Der Nachfolger Sams in Gefahr ist dann übrigens leider misslungen. Er stützte sich nur noch auf zwei Sams-Bücher, warf aber vieles davon weg und jazzte den Rest zu Tode. Eyecandy wie ein Modell des Sonnensystems in der Schule, einen Rollschuhpalast und einen völlig spinnerten Dominique Horwitz an der Stelle des ethisch herausgeforderten Sportlehrers Daume konnte ich mangels funktionierender Handlung nur noch als heiße Luft auffassen.

Match Point

Montag, 03. September 2007

Gutes über hervorragende Filme, Folge 1: Match Point (Woody Allen, 2005). An dem Film wird kritisiert, dass er sehr lange braucht, um in die Gänge zu kommen. Es ist aber genau das Tempo, das den Zuschauer mitten hineinführt in die Dilemmen und Entscheidungen des Aufsteigers Chris Wilton.
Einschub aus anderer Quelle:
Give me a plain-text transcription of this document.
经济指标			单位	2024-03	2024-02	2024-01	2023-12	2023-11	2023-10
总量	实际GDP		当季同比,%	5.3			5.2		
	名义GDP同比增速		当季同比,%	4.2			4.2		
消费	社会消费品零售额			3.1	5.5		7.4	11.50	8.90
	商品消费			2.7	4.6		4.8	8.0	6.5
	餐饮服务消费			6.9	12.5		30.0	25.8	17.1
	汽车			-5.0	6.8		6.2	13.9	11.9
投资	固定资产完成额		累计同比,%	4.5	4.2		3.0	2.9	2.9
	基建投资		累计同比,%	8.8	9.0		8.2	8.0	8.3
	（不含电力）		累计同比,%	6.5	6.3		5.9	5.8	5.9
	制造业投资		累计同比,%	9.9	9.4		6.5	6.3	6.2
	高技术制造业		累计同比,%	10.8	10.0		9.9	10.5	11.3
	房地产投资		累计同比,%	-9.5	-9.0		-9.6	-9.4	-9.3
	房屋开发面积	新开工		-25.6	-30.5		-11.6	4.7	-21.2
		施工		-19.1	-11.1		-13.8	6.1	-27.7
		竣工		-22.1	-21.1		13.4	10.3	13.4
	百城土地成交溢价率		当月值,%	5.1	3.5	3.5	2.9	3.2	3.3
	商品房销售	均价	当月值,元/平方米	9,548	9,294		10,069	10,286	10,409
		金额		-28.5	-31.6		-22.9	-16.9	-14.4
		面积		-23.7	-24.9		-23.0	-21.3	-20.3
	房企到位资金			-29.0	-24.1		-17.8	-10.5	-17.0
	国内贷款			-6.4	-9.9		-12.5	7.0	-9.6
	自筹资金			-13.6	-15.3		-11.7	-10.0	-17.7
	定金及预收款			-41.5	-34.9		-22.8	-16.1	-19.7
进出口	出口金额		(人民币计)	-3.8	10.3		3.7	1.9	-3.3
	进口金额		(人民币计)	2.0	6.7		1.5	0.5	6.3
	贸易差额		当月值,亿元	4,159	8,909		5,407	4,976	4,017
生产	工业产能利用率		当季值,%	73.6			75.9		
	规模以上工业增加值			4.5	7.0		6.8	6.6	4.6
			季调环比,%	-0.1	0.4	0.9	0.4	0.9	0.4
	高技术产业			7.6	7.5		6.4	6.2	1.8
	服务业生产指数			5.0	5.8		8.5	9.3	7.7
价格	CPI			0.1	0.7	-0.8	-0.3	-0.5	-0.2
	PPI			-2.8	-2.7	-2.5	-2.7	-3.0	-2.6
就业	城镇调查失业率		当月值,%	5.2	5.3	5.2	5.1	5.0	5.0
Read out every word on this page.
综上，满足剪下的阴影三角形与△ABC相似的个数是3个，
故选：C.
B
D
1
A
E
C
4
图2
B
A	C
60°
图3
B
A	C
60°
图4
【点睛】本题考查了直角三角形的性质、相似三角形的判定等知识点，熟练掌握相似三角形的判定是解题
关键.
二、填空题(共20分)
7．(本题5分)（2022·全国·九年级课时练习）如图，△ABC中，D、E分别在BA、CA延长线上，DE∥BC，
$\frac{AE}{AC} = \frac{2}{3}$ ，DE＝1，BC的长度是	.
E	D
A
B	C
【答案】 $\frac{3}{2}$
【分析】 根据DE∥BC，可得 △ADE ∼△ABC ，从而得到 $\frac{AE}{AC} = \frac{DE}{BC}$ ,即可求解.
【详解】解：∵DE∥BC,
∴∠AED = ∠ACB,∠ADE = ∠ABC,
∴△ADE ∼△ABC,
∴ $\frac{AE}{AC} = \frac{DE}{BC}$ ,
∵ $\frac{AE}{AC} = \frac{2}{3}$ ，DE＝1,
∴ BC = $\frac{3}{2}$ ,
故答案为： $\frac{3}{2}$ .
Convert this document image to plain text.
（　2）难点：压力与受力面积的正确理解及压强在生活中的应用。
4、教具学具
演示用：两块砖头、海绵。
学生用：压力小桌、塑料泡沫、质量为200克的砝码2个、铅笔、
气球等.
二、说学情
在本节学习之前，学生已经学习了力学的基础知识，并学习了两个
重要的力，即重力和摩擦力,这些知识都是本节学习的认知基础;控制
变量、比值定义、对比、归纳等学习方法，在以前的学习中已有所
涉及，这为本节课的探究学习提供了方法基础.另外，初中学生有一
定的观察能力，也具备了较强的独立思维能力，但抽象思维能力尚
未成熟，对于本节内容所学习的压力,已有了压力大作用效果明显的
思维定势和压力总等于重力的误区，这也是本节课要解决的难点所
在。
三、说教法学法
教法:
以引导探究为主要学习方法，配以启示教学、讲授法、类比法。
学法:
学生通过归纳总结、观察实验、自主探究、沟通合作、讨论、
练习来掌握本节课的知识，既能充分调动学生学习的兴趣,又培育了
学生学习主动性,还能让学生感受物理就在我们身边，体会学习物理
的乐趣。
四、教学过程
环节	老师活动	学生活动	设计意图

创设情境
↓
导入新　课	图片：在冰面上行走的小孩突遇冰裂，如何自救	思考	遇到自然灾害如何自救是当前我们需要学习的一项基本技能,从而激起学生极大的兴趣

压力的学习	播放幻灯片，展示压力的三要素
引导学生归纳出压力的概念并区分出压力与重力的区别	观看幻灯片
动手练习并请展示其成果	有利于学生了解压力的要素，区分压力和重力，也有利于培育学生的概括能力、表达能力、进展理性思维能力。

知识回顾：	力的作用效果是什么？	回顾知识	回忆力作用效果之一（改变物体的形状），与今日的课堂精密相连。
Immer mehr bangt und fiebert man mit, bis zu einem Punkt, an dem man sich völlig mit einem Mörder mehrerer Unschuldiger identifiziert. Das muss einem ein Film erst mal bieten. Noch genialer ist der Schluss: Die nervenzerfetzende Spannung, ob Wilton seine Schuld wird verbergen können, der Schnitt auf den hochfahrenden Polizisten, die Reaktion seiner Ehefrau (für mich der Höhepunkt des Films) und schließlich der meisterlich erdachte Twist in der Tennisballmetapher.

Fahrenheit 9⁄11

Montag, 01. November 2004

Ich war so kurz davor, behaupten zu können, Fahrenheit 9⁄11 ganz gesehen zu haben, und eine halbe Stunde vor dem Ende warf ich das Handtuch, machte den Fernseher aus. Am Anfang war der Film ja ganz lustig, diese informative Busch-Verarsche, aber was dann kam… eine völlig farblose, langweilige Dokumentation des Irak-Kriegs, bei der ich mich fragte: „Bin ich auf dem Gebiet viel beschlagener, als ich dachte, oder ist das hier einfach nicht die Spur informativ?“ Als dann schließlich nur noch stundenlang die dumme, patriotische Mutter irgendeines gefallenen Soldaten interviewt wurde, die so spannende Sachen erzählte wie die, mit welcher Farbe sie sich gerade die Nägel lackierte, als sie erfuhr, wo ihr Sohn stationiert würde (bildlich gesprochen), habe ich es einfach nicht mehr ausgehalten.

So lange der Film einige Amerikaner dazu bringt, Bush nicht zu wählen, hat er für mich seinen Zweck erfüllt.